When solving ODEs, different integration techniques come into play, especially when integrating terms involving exponential functions or products of functions.

In the solution process:

• We found and applied the integrating factor \( e^{\frac{t^2}{12}} \).
• We then turned our differential equation into a form that allowed us to integrate both sides easily.
• Using substitution, where we let \( u = \frac{t^2}{12} \), simplified the integral on the right-hand side.

The integral evaluated as follows:
\[ \frac{d}{dt} \big( y e^{\frac{t^2}{12}} \big) = e^{\frac{t^2}{12}} \frac{t}{6} \]
Integrate both sides:
\[ \int \frac{d}{dt} \big( y e^{\frac{t^2}{12}} \big) dt = \int e^{\frac{t^2}{12}} \frac{t}{6} dt \]

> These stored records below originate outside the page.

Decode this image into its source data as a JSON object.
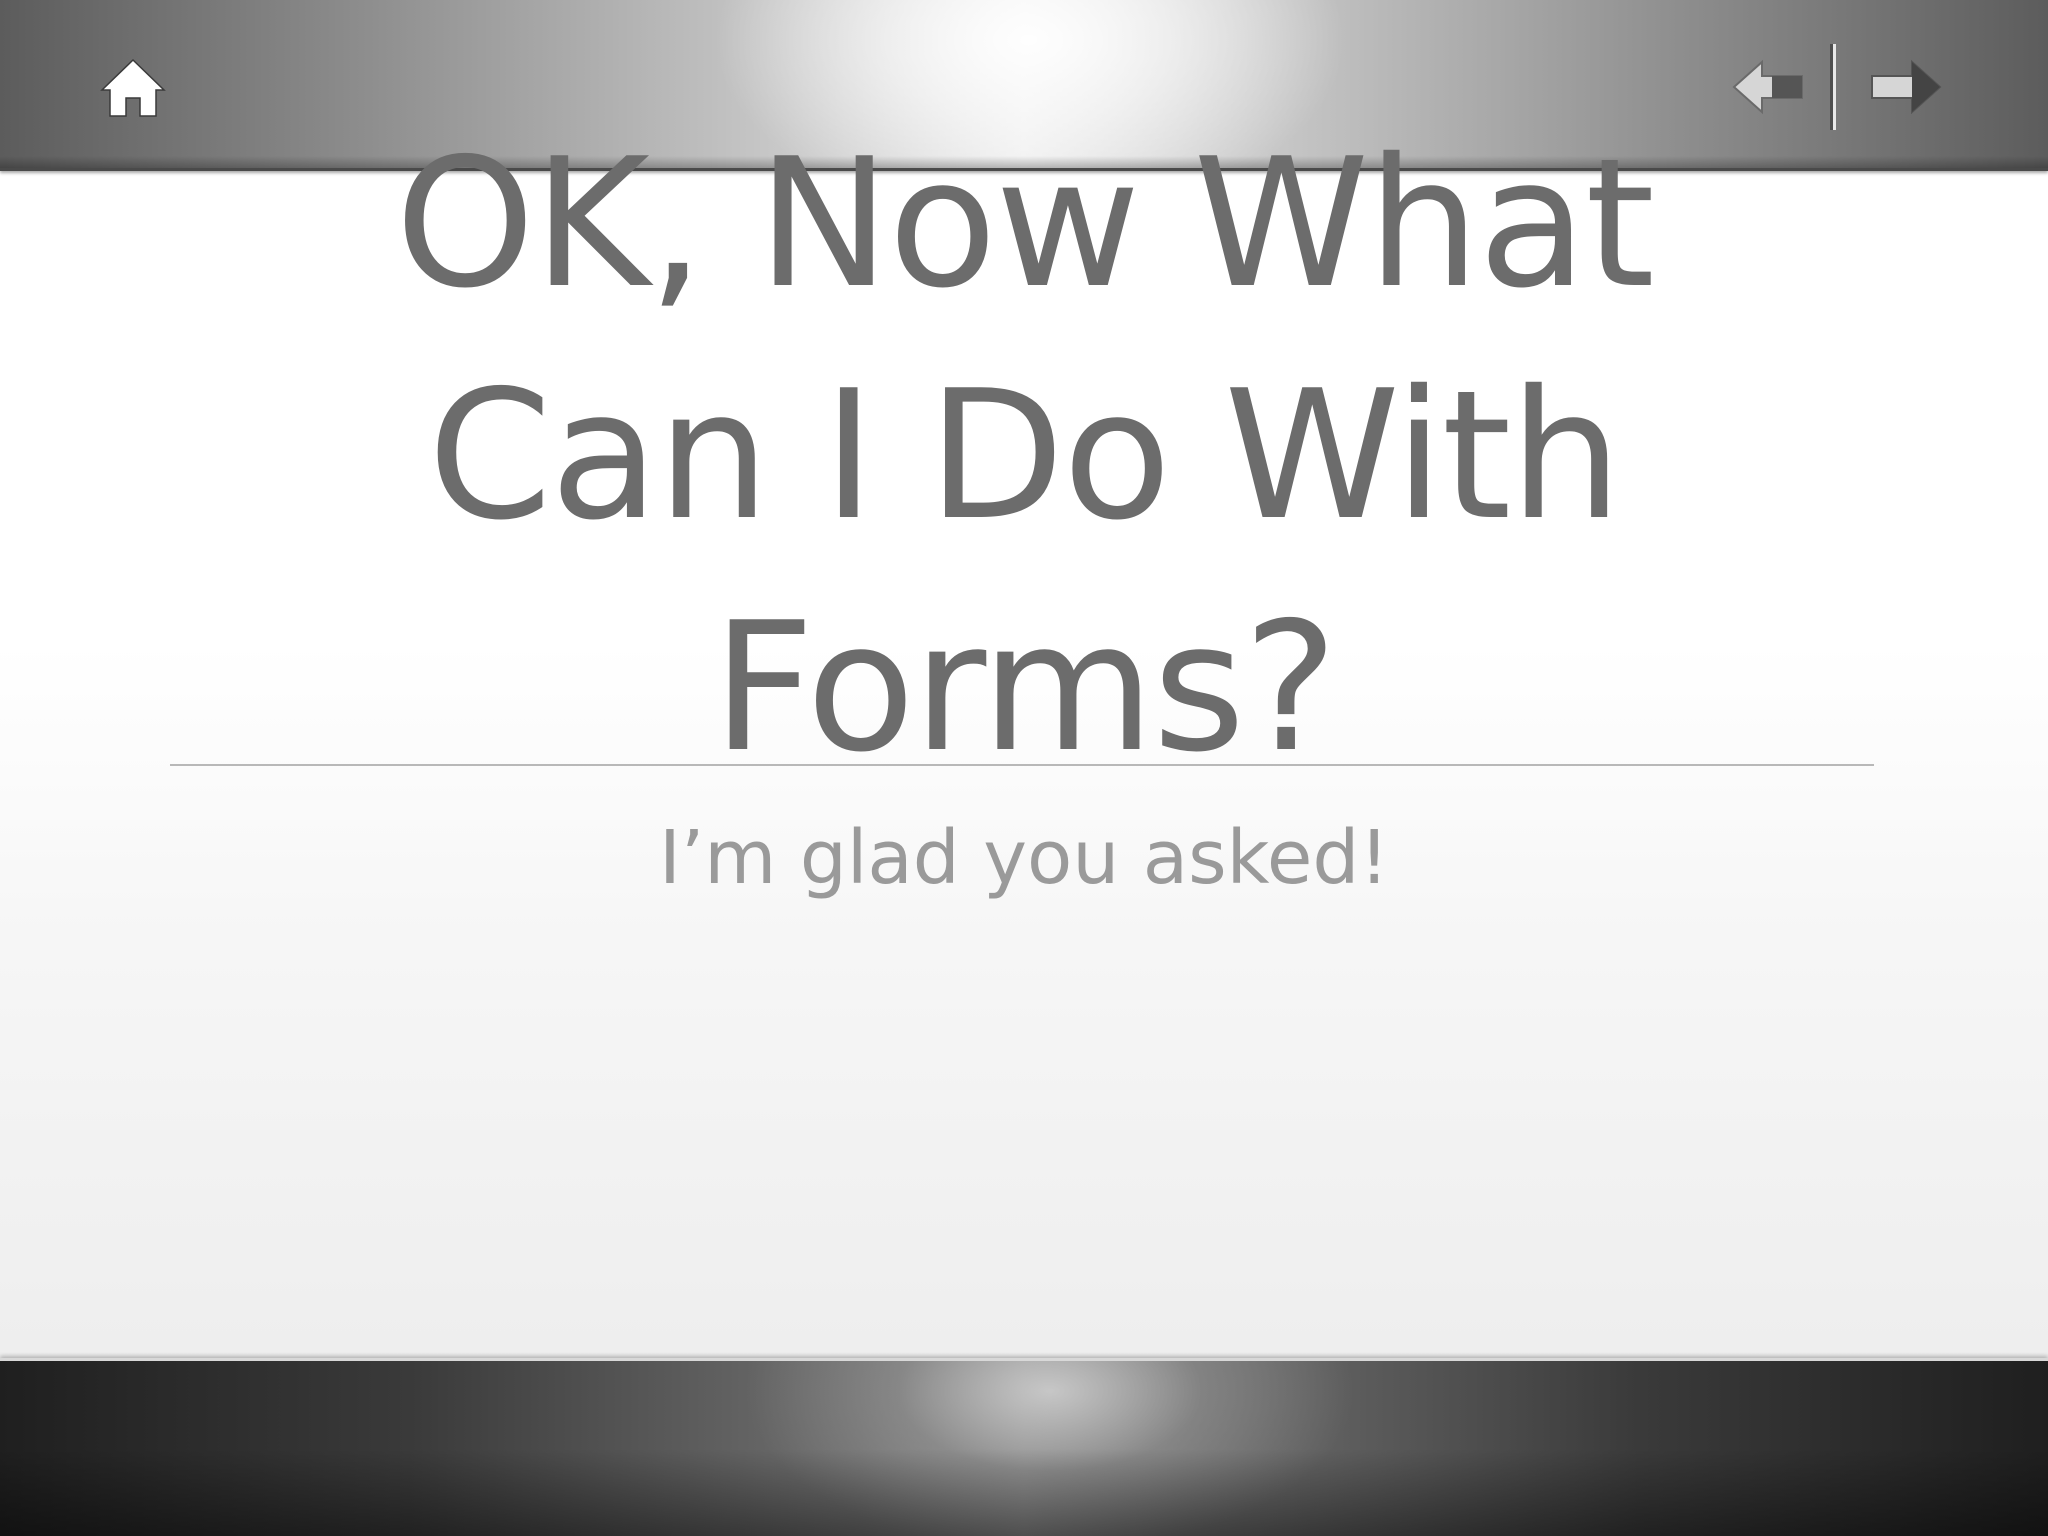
{
  "slide": {
    "title_lines": [
      "OK, Now What",
      "Can I Do With",
      "Forms?"
    ],
    "subtitle": "I’m glad you asked!"
  },
  "toolbar": {
    "home_icon": "home-icon",
    "back_icon": "arrow-left-icon",
    "forward_icon": "arrow-right-icon"
  },
  "colors": {
    "title": "#6c6c6c",
    "subtitle": "#9a9a9a",
    "rule": "#b8b8b8"
  }
}
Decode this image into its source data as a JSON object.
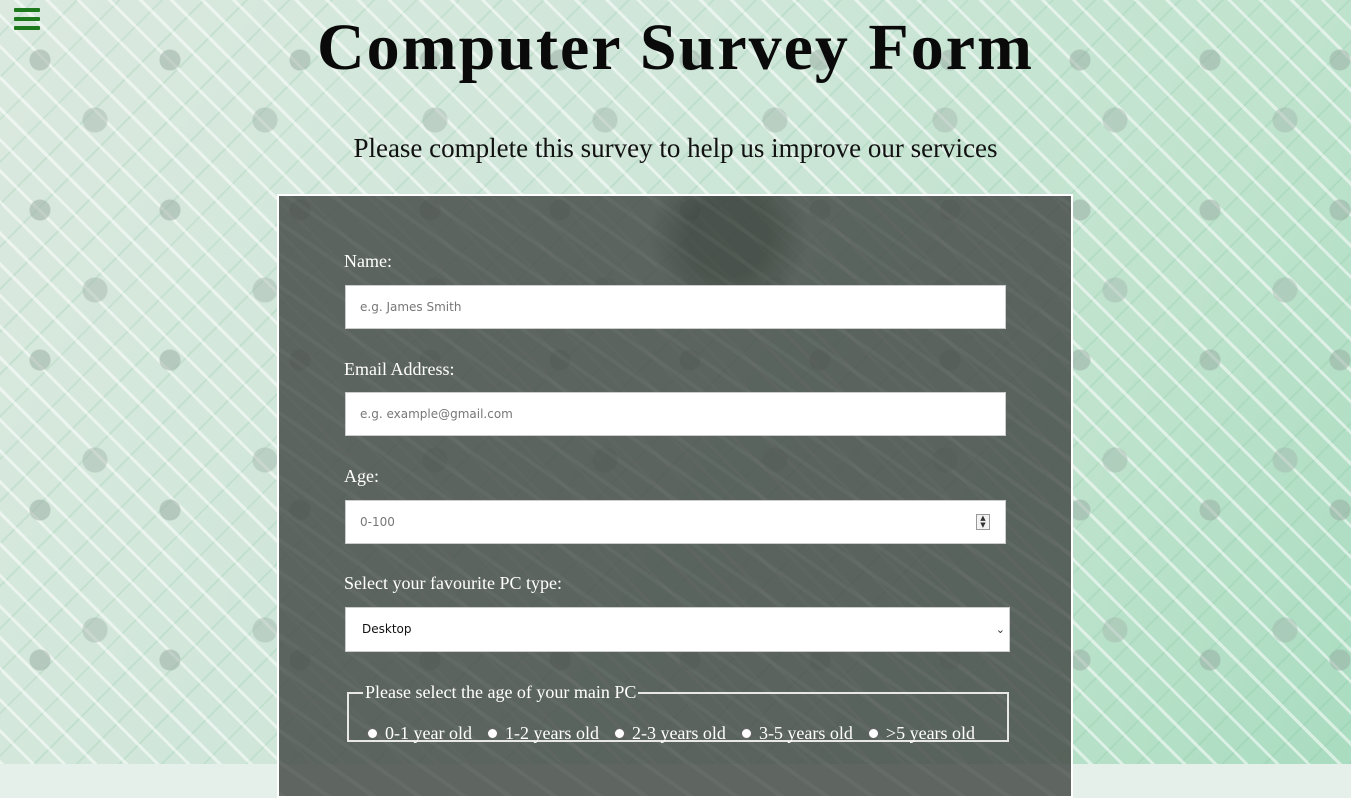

The left-hand side becomes \( y e^{\frac{t^2}{12}} \), while the right-hand side needs substitution. Letting \( u = \frac{t^2}{12} \), then the integral simplifies:
\[ \int e^u du = e^u + C \]
Finally, substituting back:
\[ e^{\frac{t^2}{12}} + C. \]

Understanding and practicing various integration techniques ensures you are well-prepared for more complex ODEs.